VfL Wolfsburg ohne Bloodworth und Janogy gegen Werder Bremen

Wolfsburg.  Die Bundesliga-Fußballerinnen aus der VW-Stadt absolvieren ihren ersten Test gegen den Tabellenführer der 2. Liga.

VfL-Innenverteidigerin Dominique Bloodworth (hinten) fällt vorerst wegen Rückenbeschwerden aus.

VfL-Innenverteidigerin Dominique Bloodworth (hinten) fällt vorerst wegen Rückenbeschwerden aus.

Foto: Darius Simka / regios24

Seit gut einer Woche herrscht bei den Fußballerinnen des VfL wieder Hochbetrieb im Training, die Vorbereitung auf die am 14. Februar startende Bundesliga-Rückrunde ist in vollem Gange. Am Samstagnachmittag gibt es einen ersten kleinen Fingerzeig, in einem nicht öffentlichen Test empfängt die Mannschaft von Stephan Lerch Zweitliga-Spitzenreiter Werder Bremen. Der VfL-Trainer fordert: „Trotz müder Beine geht es für uns darum, Spielfreude zu zeigen und den Ball laufen zu lassen.“

Denn die erste Trainingswoche hatte es gleich in sich. Lerch ist wie so häufig eher gefordert, seine Spielerinnen ein wenig zu bremsen als sie noch einmal anzutreiben. „Es waren knackige, intensive Einheiten mit viel Feuer – die Mannschaft hat Bock.“ Und fast alle konnten komplett durchziehen. Dominique Bloodworth hatte mit leichten Rückenproblemen zu kämpfen, für das am Dienstag beginnende Trainingslager in Portugal rechnet der Coach aber wieder komplett mit der niederländischen Innenverteidigerin.

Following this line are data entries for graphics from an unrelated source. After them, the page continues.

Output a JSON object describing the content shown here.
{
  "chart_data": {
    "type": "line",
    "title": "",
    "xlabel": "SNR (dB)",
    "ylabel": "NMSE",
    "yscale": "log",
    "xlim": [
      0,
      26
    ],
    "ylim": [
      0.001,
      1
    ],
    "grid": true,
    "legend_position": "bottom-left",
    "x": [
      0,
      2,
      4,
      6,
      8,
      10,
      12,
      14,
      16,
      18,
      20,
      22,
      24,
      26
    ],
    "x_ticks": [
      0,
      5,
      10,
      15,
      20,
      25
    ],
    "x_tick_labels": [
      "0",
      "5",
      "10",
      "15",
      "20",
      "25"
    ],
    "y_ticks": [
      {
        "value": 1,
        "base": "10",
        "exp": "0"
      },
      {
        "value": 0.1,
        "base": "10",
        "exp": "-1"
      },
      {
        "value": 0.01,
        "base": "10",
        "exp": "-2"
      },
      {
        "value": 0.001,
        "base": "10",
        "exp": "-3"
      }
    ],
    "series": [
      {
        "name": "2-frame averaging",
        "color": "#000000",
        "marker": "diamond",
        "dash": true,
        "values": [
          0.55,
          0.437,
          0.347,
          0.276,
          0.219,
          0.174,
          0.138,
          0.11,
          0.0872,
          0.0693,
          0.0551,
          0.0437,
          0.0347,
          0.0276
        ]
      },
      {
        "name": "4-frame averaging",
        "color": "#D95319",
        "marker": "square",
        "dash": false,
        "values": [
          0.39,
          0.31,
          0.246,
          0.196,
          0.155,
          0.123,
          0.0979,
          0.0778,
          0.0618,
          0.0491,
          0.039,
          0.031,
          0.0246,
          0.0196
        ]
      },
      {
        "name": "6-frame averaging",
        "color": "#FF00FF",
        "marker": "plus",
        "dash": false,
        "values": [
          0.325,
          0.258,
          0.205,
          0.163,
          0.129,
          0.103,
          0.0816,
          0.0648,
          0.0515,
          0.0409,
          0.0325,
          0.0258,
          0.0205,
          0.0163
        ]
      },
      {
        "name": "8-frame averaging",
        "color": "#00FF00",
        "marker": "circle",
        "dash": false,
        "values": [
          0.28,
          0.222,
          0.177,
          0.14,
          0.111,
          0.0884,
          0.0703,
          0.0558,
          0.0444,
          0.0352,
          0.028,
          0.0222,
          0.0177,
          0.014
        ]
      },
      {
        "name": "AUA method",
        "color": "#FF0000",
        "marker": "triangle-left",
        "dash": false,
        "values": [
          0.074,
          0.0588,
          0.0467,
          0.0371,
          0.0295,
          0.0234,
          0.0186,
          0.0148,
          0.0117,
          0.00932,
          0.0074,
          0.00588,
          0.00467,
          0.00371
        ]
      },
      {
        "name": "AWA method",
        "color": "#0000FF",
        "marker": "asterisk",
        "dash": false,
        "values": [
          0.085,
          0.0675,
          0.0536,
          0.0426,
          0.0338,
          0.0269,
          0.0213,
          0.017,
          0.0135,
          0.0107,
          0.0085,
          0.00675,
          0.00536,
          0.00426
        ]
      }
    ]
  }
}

Und Winterzugang Madelen Janogy wurde mit Blick auf die höhere Belastung beim VfL einige Male herausgenommen, die schwedische Offensivspielerin arbeitete dann individuell. Deswegen wird sie vermutlich gegen Bremen auch noch nicht ihr Debüt für die Wolfsburgerinnen geben. „Ich bin da sehr vorsichtig“, erklärt Lerch die Maßnahme.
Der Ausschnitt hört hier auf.